東京高等裁判所 昭和44年(ラ)318号 決定
民事訴訟法が、判決手続について口頭主義を原則とするのは(民訴法一二五条)、口頭弁論期日における関係人の自由な口頭陳述によつて、訴訟資料の形成に資せんとするためであるが、一方、口頭陳述のみでは、資料の明確さと完全さを欠き易く、且つ、その再認が困難であるという欠陥を免れないので、法は、審判の基礎をなす重要な訴訟行為については、すべて書面によることを必要とし(同法二二三条、二三二条二項、二三四条二項、三六七条、三九六条、三九八条等参照)、また、調書の作成(同法一四四条)、準備書面の提出(同法二四二条)の制度を設けてこれを補充している。

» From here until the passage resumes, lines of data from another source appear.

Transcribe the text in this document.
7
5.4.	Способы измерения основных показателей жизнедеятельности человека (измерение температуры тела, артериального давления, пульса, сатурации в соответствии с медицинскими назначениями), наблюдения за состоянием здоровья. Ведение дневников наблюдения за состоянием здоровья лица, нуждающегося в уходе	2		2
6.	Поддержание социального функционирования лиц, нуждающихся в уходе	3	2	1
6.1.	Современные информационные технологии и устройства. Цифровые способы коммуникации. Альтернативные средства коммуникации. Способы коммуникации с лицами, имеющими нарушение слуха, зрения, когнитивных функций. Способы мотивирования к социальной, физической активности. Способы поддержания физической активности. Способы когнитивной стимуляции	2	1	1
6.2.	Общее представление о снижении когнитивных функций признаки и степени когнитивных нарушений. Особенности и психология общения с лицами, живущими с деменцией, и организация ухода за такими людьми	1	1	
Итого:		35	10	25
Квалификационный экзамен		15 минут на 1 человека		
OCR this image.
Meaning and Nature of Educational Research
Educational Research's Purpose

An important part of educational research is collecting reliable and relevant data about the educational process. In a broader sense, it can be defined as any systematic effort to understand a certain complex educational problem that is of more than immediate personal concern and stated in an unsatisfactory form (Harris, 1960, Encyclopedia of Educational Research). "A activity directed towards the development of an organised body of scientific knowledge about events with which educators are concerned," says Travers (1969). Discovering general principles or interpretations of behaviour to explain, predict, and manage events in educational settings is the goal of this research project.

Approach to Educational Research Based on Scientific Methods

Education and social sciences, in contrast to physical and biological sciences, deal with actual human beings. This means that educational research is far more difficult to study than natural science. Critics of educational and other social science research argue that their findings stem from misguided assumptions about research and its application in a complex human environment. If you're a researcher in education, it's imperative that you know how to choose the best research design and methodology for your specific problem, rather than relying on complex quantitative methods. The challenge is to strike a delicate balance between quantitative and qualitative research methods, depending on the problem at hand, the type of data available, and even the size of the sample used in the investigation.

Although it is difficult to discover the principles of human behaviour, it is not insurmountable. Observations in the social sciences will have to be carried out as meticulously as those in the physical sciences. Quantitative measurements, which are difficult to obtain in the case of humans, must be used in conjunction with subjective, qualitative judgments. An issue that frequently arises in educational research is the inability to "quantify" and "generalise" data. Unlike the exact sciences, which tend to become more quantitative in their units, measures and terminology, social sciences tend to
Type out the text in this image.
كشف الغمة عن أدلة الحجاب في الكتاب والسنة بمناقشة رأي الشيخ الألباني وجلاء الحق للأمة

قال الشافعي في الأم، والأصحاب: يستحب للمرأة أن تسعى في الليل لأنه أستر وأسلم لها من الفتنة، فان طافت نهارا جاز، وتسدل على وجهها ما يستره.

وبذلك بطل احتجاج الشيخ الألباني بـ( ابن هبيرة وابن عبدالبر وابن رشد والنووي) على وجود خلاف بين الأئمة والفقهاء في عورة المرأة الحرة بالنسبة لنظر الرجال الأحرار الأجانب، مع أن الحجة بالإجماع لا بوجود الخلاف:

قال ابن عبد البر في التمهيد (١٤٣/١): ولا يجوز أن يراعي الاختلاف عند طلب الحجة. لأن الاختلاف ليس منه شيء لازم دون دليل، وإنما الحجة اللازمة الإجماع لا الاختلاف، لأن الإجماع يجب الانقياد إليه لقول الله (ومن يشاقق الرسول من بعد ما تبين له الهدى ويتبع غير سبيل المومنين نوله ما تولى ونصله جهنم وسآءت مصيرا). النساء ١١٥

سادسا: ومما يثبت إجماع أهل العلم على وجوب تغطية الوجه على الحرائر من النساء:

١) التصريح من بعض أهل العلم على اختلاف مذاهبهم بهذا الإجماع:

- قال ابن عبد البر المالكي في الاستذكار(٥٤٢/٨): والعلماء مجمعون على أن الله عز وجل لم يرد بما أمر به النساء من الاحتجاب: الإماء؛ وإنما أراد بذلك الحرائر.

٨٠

これによつてみれば、口頭弁論における裁判所の訴訟指揮、殊に右の如く書面によることを要するとされている訴訟行為を、当事者に具体的にどのように行わせるかは、右に述べた口頭弁論の本旨に従い、時宜に応じて決せられるべく、裁判所がその判断により、書面の朗読に代えて書面を引用せしめ書面に記載のとおり陳述せしめたからといつてなんら口頭主義の要請に反するものではない。